堂 剛(どう つよし)
東京生まれ。イタリア・フィレンツェ在住。2004年にイタリア中部小都市オルヴィエートに移住、その後フィレンツェに移る。
webデザイン、ライター、翻訳、コーディネーター等の仕事に従事しながら、イタリアのレストランやホテル、生活の情報を日本へ伝えるウェブサイトを運営。
イタリア情報サイト「アーモイタリア」
自ら足を運んで取材したレポートがたくさん掲載されています。
http://www.amoitalia.com/
イタリア生活日記
http://blog.belgiappone.com/
グルメやファッションの発信地と知られるイタリアは、世界遺産を数多く擁するヨーロッパ随一の美しい国として知られています。
ドイツを代表する文豪ゲーテも美しいイタリアに憧れを抱き、2年間にわたり各地を滞在した経験を持ちます。その誰をも魅了するイタリアですが最近町が汚くなってきています。日本人旅行者の口からも「イタリアは思っていたよりも汚いですね」という悲しい言葉を耳にすることが多くなりました。
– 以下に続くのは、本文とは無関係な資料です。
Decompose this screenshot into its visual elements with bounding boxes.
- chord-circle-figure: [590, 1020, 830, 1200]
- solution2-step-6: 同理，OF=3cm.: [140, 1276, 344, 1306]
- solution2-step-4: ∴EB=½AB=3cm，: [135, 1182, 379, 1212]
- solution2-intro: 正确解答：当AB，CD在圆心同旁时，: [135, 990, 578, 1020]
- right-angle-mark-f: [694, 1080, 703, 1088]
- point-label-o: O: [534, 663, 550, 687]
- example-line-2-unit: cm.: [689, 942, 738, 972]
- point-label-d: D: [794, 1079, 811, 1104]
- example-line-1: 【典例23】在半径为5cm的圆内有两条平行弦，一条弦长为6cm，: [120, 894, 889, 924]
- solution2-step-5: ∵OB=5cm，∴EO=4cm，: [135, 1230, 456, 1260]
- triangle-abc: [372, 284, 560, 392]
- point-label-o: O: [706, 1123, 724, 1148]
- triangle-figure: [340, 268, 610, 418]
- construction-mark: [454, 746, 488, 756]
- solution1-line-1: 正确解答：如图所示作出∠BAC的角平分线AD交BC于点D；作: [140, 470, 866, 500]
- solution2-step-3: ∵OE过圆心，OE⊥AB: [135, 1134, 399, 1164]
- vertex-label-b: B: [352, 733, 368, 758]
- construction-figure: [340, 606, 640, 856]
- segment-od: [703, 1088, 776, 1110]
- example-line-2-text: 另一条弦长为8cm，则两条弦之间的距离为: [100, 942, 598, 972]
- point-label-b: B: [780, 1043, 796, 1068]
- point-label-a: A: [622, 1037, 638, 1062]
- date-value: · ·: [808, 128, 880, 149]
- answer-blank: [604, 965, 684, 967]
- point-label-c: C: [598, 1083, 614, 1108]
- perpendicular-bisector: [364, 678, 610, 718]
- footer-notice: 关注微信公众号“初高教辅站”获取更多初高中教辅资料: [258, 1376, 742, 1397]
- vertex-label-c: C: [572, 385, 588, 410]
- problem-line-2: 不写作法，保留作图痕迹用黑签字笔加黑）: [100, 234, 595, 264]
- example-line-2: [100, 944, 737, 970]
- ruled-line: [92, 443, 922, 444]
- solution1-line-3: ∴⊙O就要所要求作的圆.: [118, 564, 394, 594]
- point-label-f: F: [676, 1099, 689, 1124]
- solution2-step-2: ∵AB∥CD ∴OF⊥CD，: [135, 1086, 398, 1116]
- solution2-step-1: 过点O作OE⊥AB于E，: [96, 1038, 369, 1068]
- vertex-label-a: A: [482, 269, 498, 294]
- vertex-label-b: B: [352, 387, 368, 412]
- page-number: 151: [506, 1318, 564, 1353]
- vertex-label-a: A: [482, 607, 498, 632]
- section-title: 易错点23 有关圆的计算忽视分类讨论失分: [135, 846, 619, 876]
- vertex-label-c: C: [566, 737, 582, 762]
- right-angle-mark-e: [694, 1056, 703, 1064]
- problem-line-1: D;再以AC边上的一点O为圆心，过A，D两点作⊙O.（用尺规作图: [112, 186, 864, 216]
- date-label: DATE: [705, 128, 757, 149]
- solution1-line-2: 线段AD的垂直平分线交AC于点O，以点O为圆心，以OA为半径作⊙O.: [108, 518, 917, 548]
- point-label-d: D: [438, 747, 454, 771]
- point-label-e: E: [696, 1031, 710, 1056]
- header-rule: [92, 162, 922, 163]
遠くから見る美しい街並みとは裏腹に、実際に歩いてみると道端のゴミが良く目につきます。タバコのポイ捨ては当たり前、レシートやガムの包み紙、ビール瓶なども路上に捨てる人が多いのです。
ここフィレンツェでは数年前にマナー条例が施行されましたが、今も吸い殻の投げ捨てや飼い犬の糞の放置が絶えません。
いずれも150ユーロ(2万円)程度の罰金ですが、取り締まる警察官もタバコを地面に捨てるくらいなので、あまり真剣に考えていないのかも知れません。
ゴミだけでなく落書きも、イタリアの各都市部で大きな問題となっています。皆さん覚えているでしょうか、2008年に日本人学生がフィレンツェ大聖堂のクーポラ(円屋根)に学校名入りで落書きしてワイドショーを賑わせました。その時イタリア人は「日本人はもっとも行儀の良い旅行者だ、あまり自分たちを責めるな」と寛大な対応をしてくれました。
実はイタリアでは古くから落書きが多く、いわば自由な風土を作ると容認されてきた経緯があります。実際フィレンツェのクーポラに上るとその落書きの多さに驚くでしょう。大理石の美しい通路は油性ペンで書かれた訪問者のサインであふれています。今では消してもきりがないことから、補修をすることを諦めてしまったようです。
近年問題視されているのは、「グラフィティ」と呼ばれるスプレーやフェルトペンを使った落書きアートが、個人宅や個人商店にまで広がってきていることです。
2015年に発表されたデータでは、ミラノだけでも1300人のライター(落書きを描く者)がいて、彼らのタグ(落書き)を補修するだけで、140億円かかるという試算が市民を驚かせました。
イタリアの主要都市では毎年15〜20%のライターが増えているといわれ、補修にかかる税負担は増えるばかりです。財政困難から市当局も、今後は修復費を建造物の所有者や住人に直接請求する検討も始めました。住人たちは自分の家を汚された上に、さらにお金まで払うリスクがあるのです。
新しい芸術を育みルネッサンスが開花したイタリアは、700年を経た今、新たな問題に直面しています。落書きは犯罪なのか、アートなのか、それとも自由を訴えるメッセージなのか。町が一体となってしっかりと問題解決に取り組むときが来たようです。